Preferred Mode of Payment (FY 2019-2020)


Source: RBI Bulletin  

Financial experts have also expressed their concern for the digital payment provider ecosystem. Naveen Surya, the Chairman Emeritus of the Payments Council of India had this to say:

This announcement of industry bearing MDR would lead to the whole digital payment industry without any business and revenue model.” 

What’s at the Eye of the Storm?

Payment providers have not only lost their only revenue source, but also pay banks every time a customer uses credit cards on their platform.

Unsurprisingly, one prominent payment provider has recently announced that users would have to pay a transaction fee when they refuel their eWallet using their credit card.

With the daily customer having many payment providers to choose from, this provider stands to lose out to competition who decide to absorb the cost, momentarily.

Which begs the question: Does this storm spell the end for existing digital payment providers?

Not if they fire-fight.

Digital payment providers still have their new-found strengths: significant daily user traffic, and more importantly, high-intent, transacting customers. Herein lies an opportunity: the payment provider who rewards existing customers for their daily use, effectively, would be able to make customers willing to pay for this digital convenience.

Easier said than done.

The same payment provider, mentioned above, has begun rewarding their customers with cash back vouchers worth the exact fee, whenever they refuel their eWallet with their credit card.
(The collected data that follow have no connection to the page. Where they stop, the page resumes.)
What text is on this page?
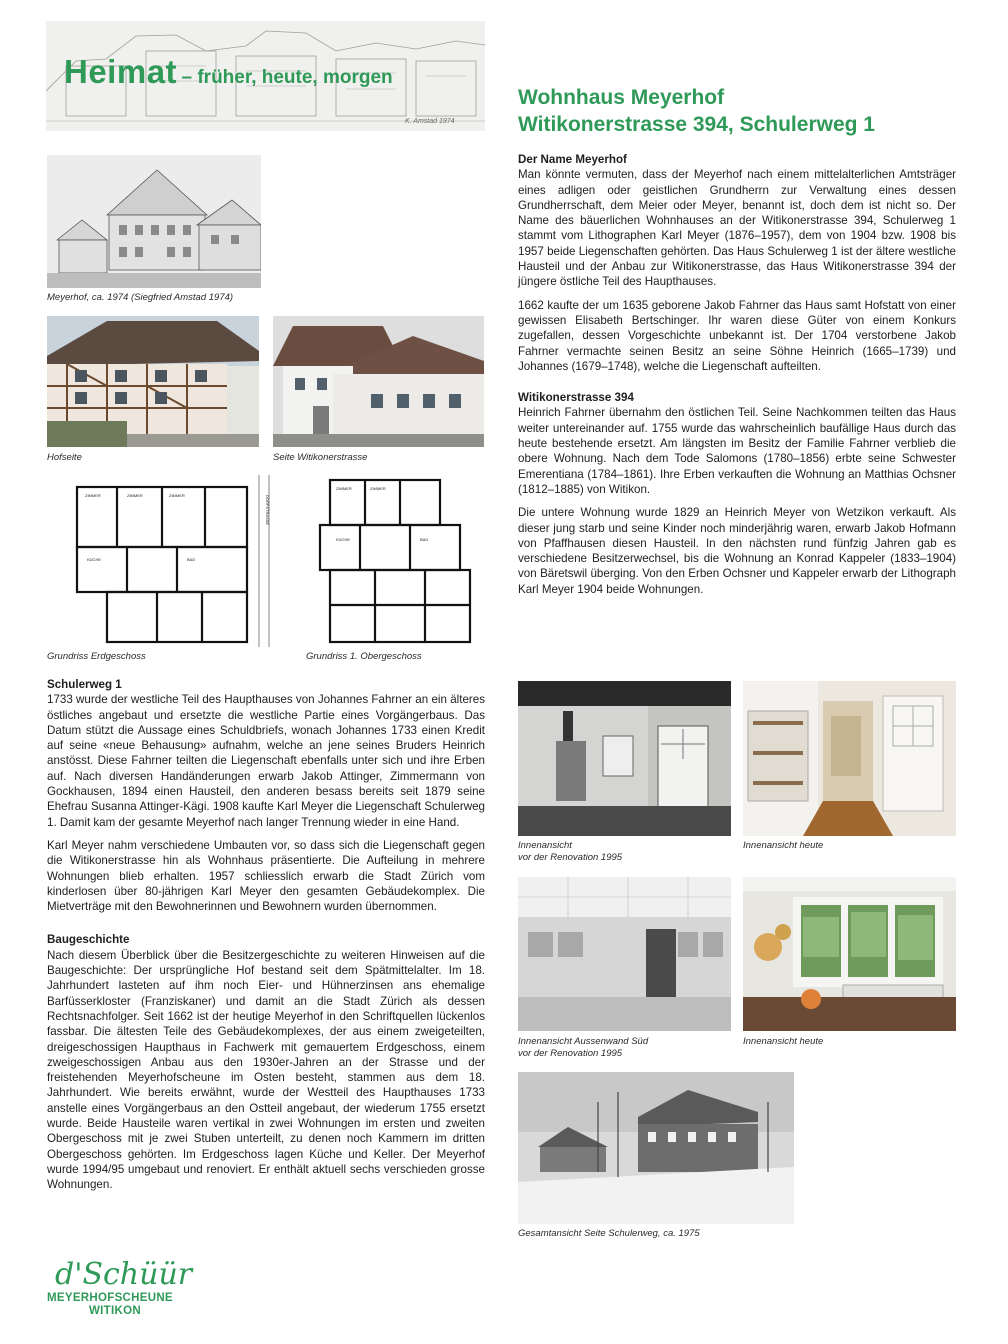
Heimat – früher, heute, morgen
K. Amstad 1974
Wohnhaus Meyerhof
Witikonerstrasse 394, Schulerweg 1
Meyerhof, ca. 1974 (Siegfried Amstad 1974)
Hofseite	Seite Witikonerstrasse
ZIMMER	ZIMMER	ZIMMER
KÜCHE	BAD
DORFSTRASSE
Grundriss Erdgeschoss
ZIMMER	ZIMMER
KÜCHE	BAD
Grundriss 1. Obergeschoss

Schulerweg 1

1733 wurde der westliche Teil des Haupthauses von Johannes Fahrner an ein älteres östliches angebaut und ersetzte die westliche Partie eines Vorgängerbaus. Das Datum stützt die Aussage eines Schuldbriefs, wonach Johannes 1733 einen Kredit auf seine «neue Behausung» aufnahm, welche an jene seines Bruders Heinrich anstösst. Diese Fahrner teilten die Liegenschaft ebenfalls unter sich und ihre Erben auf. Nach diversen Handänderungen erwarb Jakob Attinger, Zimmermann von Gockhausen, 1894 einen Hausteil, den anderen besass bereits seit 1879 seine Ehefrau Susanna Attinger-Kägi. 1908 kaufte Karl Meyer die Liegenschaft Schulerweg 1. Damit kam der gesamte Meyerhof nach langer Trennung wieder in eine Hand.

Karl Meyer nahm verschiedene Umbauten vor, so dass sich die Liegenschaft gegen die Witikonerstrasse hin als Wohnhaus präsentierte. Die Aufteilung in mehrere Wohnungen blieb erhalten. 1957 schliesslich erwarb die Stadt Zürich vom kinderlosen über 80-jährigen Karl Meyer den gesamten Gebäudekomplex. Die Mietverträge mit den Bewohnerinnen und Bewohnern wurden übernommen.

Baugeschichte

Nach diesem Überblick über die Besitzergeschichte zu weiteren Hinweisen auf die Baugeschichte: Der ursprüngliche Hof bestand seit dem Spätmittelalter. Im 18. Jahrhundert lasteten auf ihm noch Eier- und Hühnerzinsen ans ehemalige Barfüsserkloster (Franziskaner) und damit an die Stadt Zürich als dessen Rechtsnachfolger. Seit 1662 ist der heutige Meyerhof in den Schriftquellen lückenlos fassbar. Die ältesten Teile des Gebäudekomplexes, der aus einem zweigeteilten, dreigeschossigen Haupthaus in Fachwerk mit gemauertem Erdgeschoss, einem zweigeschossigen Anbau aus den 1930er-Jahren an der Strasse und der freistehenden Meyerhofscheune im Osten besteht, stammen aus dem 18. Jahrhundert. Wie bereits erwähnt, wurde der Westteil des Haupthauses 1733 anstelle eines Vorgängerbaus an den Ostteil angebaut, der wiederum 1755 ersetzt wurde. Beide Hausteile waren vertikal in zwei Wohnungen im ersten und zweiten Obergeschoss mit je zwei Stuben unterteilt, zu denen noch Kammern im dritten Obergeschoss gehörten. Im Erdgeschoss lagen Küche und Keller. Der Meyerhof wurde 1994/95 umgebaut und renoviert. Er enthält aktuell sechs verschieden grosse Wohnungen.

Der Name Meyerhof

Man könnte vermuten, dass der Meyerhof nach einem mittelalterlichen Amtsträger eines adligen oder geistlichen Grundherrn zur Verwaltung eines dessen Grundherrschaft, dem Meier oder Meyer, benannt ist, doch dem ist nicht so. Der Name des bäuerlichen Wohnhauses an der Witikonerstrasse 394, Schulerweg 1 stammt vom Lithographen Karl Meyer (1876–1957), dem von 1904 bzw. 1908 bis 1957 beide Liegenschaften gehörten. Das Haus Schulerweg 1 ist der ältere westliche Hausteil und der Anbau zur Witikonerstrasse, das Haus Witikonerstrasse 394 der jüngere östliche Teil des Haupthauses.

1662 kaufte der um 1635 geborene Jakob Fahrner das Haus samt Hofstatt von einer gewissen Elisabeth Bertschinger. Ihr waren diese Güter von einem Konkurs zugefallen, dessen Vorgeschichte unbekannt ist. Der 1704 verstorbene Jakob Fahrner vermachte seinen Besitz an seine Söhne Heinrich (1665–1739) und Johannes (1679–1748), welche die Liegenschaft aufteilten.

Witikonerstrasse 394

Heinrich Fahrner übernahm den östlichen Teil. Seine Nachkommen teilten das Haus weiter untereinander auf. 1755 wurde das wahrscheinlich baufällige Haus durch das heute bestehende ersetzt. Am längsten im Besitz der Familie Fahrner verblieb die obere Wohnung. Nach dem Tode Salomons (1780–1856) erbte seine Schwester Emerentiana (1784–1861). Ihre Erben verkauften die Wohnung an Matthias Ochsner (1812–1885) von Witikon.

Die untere Wohnung wurde 1829 an Heinrich Meyer von Wetzikon verkauft. Als dieser jung starb und seine Kinder noch minderjährig waren, erwarb Jakob Hofmann von Pfaffhausen diesen Hausteil. In den nächsten rund fünfzig Jahren gab es verschiedene Besitzerwechsel, bis die Wohnung an Konrad Kappeler (1833–1904) von Bäretswil überging. Von den Erben Ochsner und Kappeler erwarb der Lithograph Karl Meyer 1904 beide Wohnungen.

Innenansicht
vor der Renovation 1995
Innenansicht heute
Innenansicht Aussenwand Süd
vor der Renovation 1995
Innenansicht heute
Gesamtansicht Seite Schulerweg, ca. 1975
d'Schüür
MEYERHOFSCHEUNE
WITIKON
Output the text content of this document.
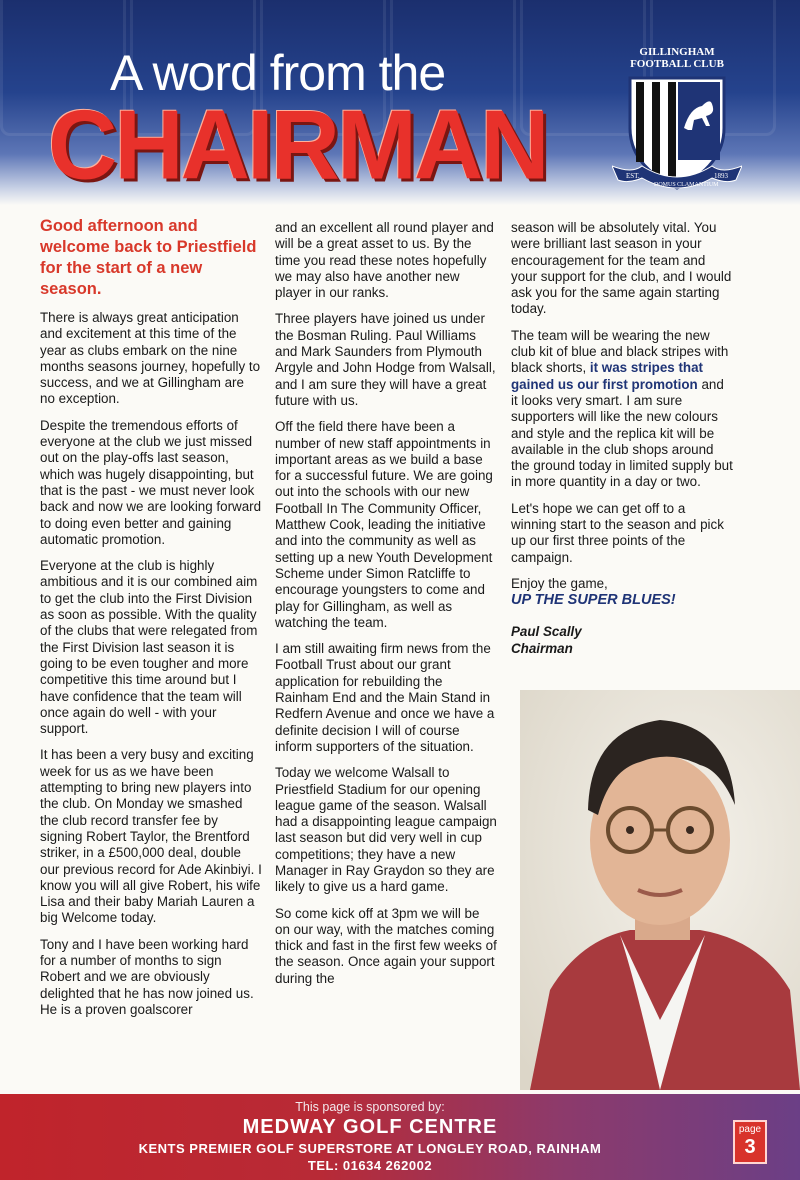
A word from the
CHAIRMAN	EST.
DOMUS CLAMANTIUM
1893
GILLINGHAM
FOOTBALL CLUB

Good afternoon and welcome back to Priestfield for the start of a new season.

There is always great anticipation and excitement at this time of the year as clubs embark on the nine months seasons journey, hopefully to success, and we at Gillingham are no exception.

Despite the tremendous efforts of everyone at the club we just missed out on the play-offs last season, which was hugely disappointing, but that is the past - we must never look back and now we are looking forward to doing even better and gaining automatic promotion.

Everyone at the club is highly ambitious and it is our combined aim to get the club into the First Division as soon as possible. With the quality of the clubs that were relegated from the First Division last season it is going to be even tougher and more competitive this time around but I have confidence that the team will once again do well - with your support.

It has been a very busy and exciting week for us as we have been attempting to bring new players into the club. On Monday we smashed the club record transfer fee by signing Robert Taylor, the Brentford striker, in a £500,000 deal, double our previous record for Ade Akinbiyi. I know you will all give Robert, his wife Lisa and their baby Mariah Lauren a big Welcome today.

Tony and I have been working hard for a number of months to sign Robert and we are obviously delighted that he has now joined us. He is a proven goalscorer

and an excellent all round player and will be a great asset to us. By the time you read these notes hopefully we may also have another new player in our ranks.

Three players have joined us under the Bosman Ruling. Paul Williams and Mark Saunders from Plymouth Argyle and John Hodge from Walsall, and I am sure they will have a great future with us.

Off the field there have been a number of new staff appointments in important areas as we build a base for a successful future. We are going out into the schools with our new Football In The Community Officer, Matthew Cook, leading the initiative and into the community as well as setting up a new Youth Development Scheme under Simon Ratcliffe to encourage youngsters to come and play for Gillingham, as well as watching the team.

I am still awaiting firm news from the Football Trust about our grant application for rebuilding the Rainham End and the Main Stand in Redfern Avenue and once we have a definite decision I will of course inform supporters of the situation.

Today we welcome Walsall to Priestfield Stadium for our opening league game of the season. Walsall had a disappointing league campaign last season but did very well in cup competitions; they have a new Manager in Ray Graydon so they are likely to give us a hard game.

So come kick off at 3pm we will be on our way, with the matches coming thick and fast in the first few weeks of the season. Once again your support during the

season will be absolutely vital. You were brilliant last season in your encouragement for the team and your support for the club, and I would ask you for the same again starting today.

The team will be wearing the new club kit of blue and black stripes with black shorts, it was stripes that gained us our first promotion and it looks very smart. I am sure supporters will like the new colours and style and the replica kit will be available in the club shops around the ground today in limited supply but in more quantity in a day or two.

Let's hope we can get off to a winning start to the season and pick up our first three points of the campaign.

Enjoy the game,

UP THE SUPER BLUES!

Paul Scally
Chairman
This page is sponsored by:
MEDWAY GOLF CENTRE
KENTS PREMIER GOLF SUPERSTORE AT LONGLEY ROAD, RAINHAM
TEL: 01634 262002
page
3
So, has this reward been effective?

Here’s what customers experience if they use a credit card:

  • Transfer ₹10,000 for eWallet recharge from credit card
  • Accept the 2% processing fee 
  • End up transferring ₹10,200 (₹200 as processing charges)
  • Receive ₹200 as a cash back voucher  

Now, things go awry.

  • Customer wants to redeem the cash back voucher worth ₹200 on a bill of ₹170
  • Each voucher can be redeemed only at one go
  • The customer ends up losing a noticeable ₹30  

In an era, where customers prefer clinching multiple rewards for every purchase decision, this experience cannot compete as a rewarding one. The dissonant user experience of paying more, using a credit card, for a one-time voucher of the same amount, actually threatens to drive customers away and explore other payment options.

And if payment providers place their faith on traditional, momentary rewards to retain customers, this storm can turn catastrophic, depleting their strengths.

Rising above the Storm: Forging a Path with New-found Strengths

Traditional rewards did work when digital payment providers wanted to onboard their first customers, with an instant cash back or attractive offers and discounts on select brands.

However, the perceived value of momentary rewards turns lackluster today, when we take the consumer’s POV.

Let’s look at how banks ousted competition and encouraged customers to transact, with unique benefits for credit card holders. 

This holiday season, they teamed up with retail e-commerce giants to craft premium reward programs (not singular rewards):

  • Customers unlock a whole bevy of rewards, when they choose a specific bank credit card on a retail e-commerce platform.
  • Unique long-term reward bundles are doled out: right from cash backs on bank wallet reloads, to year-long complimentary airport lounge access and exclusive discounts on select luxury brands.
  • Also, customers keep a constant track of increasing credit card reward points for redemption on the bank’s exclusive rewards

This is the secret sauce of credit card providers, the world over. Equipped with impactful reward programs, banks are able to broaden the perceived benefits of their credit card, uniquely in the eyes of the consumer.

And so can digital payment providers. By leveraging their new-found strengths to win strategic partnerships, they can secure a permanent role in a consumer’s daily life, if they are perceived to be more rewarding than the competition. 

Coupled with impactful rewards, digital payment providers are poised to create stable revenue streams that could fuel future investment towards business growth and product innovation. 

And they will emerge successful in the battlefield of the consumer’s mind, even if users have to pay that extra 2%.